Antes de cerrar la visita, Jorge Rodrigo ha vuelto a insistir en la importancia de las obras y es que, tras el aval del Defensor del Pueblo, la L11 se convertirá en un “eje transversal que cruce la región de norte a sur”. Serán hasta 20 las paradas que unan Cuatro Vientos y Valdebebas, enlazando con la Terminal 4 del Aeropuerto Internacional Adolfo Suárez – Madrid Barajas y la red de Cercanías regional. Lo complejo de la obra, ha matizado, traerá consigo “irremediables molestias” para la vecindad. Motivo por el que ha aprovechado para pedir disculpas de antemano por los inconvenientes que estos trabajos puedan suponer: "Es un fallo importante. Tenemos que tener claro, y así lo dice el propio Defensor del Pueblo, que la infraestructura es de interés general, de una gran magnitud y que va a beneficiar a todos los madrileños".

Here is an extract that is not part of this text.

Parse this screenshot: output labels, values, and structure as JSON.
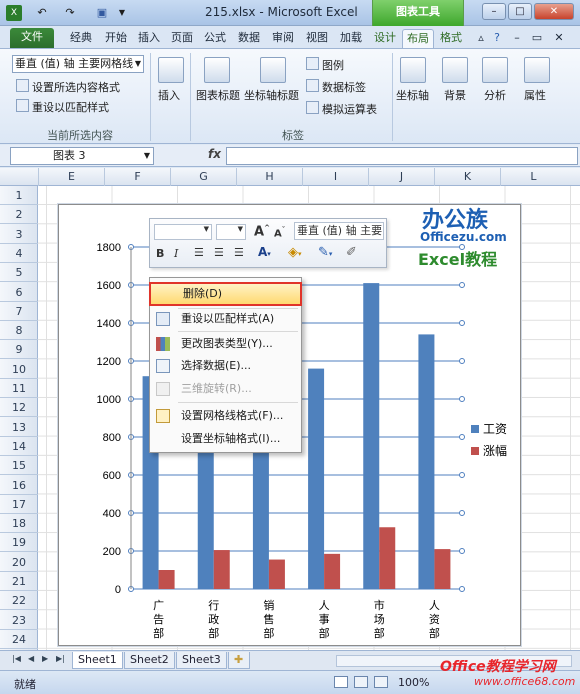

Por su parte, desde la plataforma vecinal 'No a la tala', que esta misma mañana ha vuelto a concentrarse frente a la obra, insisten en el triunfo del movimiento asociativo, que ha permitido “salvar” un buen número de árboles: "Si hubiese dependido de la Comunidad, arrasarían los mil". En cualquier caso, han añadido, continuarán movilizándose frente a la “falta de transparencia” que, a su parecer, caracteriza al procedimiento al carecer de Comisión de Seguimiento. También han puesto de manifiesto la preocupación de los vecinos de la zona, temerosos de “perder su casa” tras la instalación de medidores de ruido en las fachadas de algunos edificios. A este respecto, Rodrigo ha insistido en llamar a la calma: “Está todo controlado. Los vecinos tienen que estar tranquilos. Se están tomando todas las medidas de seguridad necesarias para que no surja ningún tipo de problema”.
La próxima visita, ha zanjado el consejero, será a las obras de la estación de Comillas, en el distrito de Carabanchel, que se ejecutan en paralelo y al mismo ritmo que las de Madrid Río.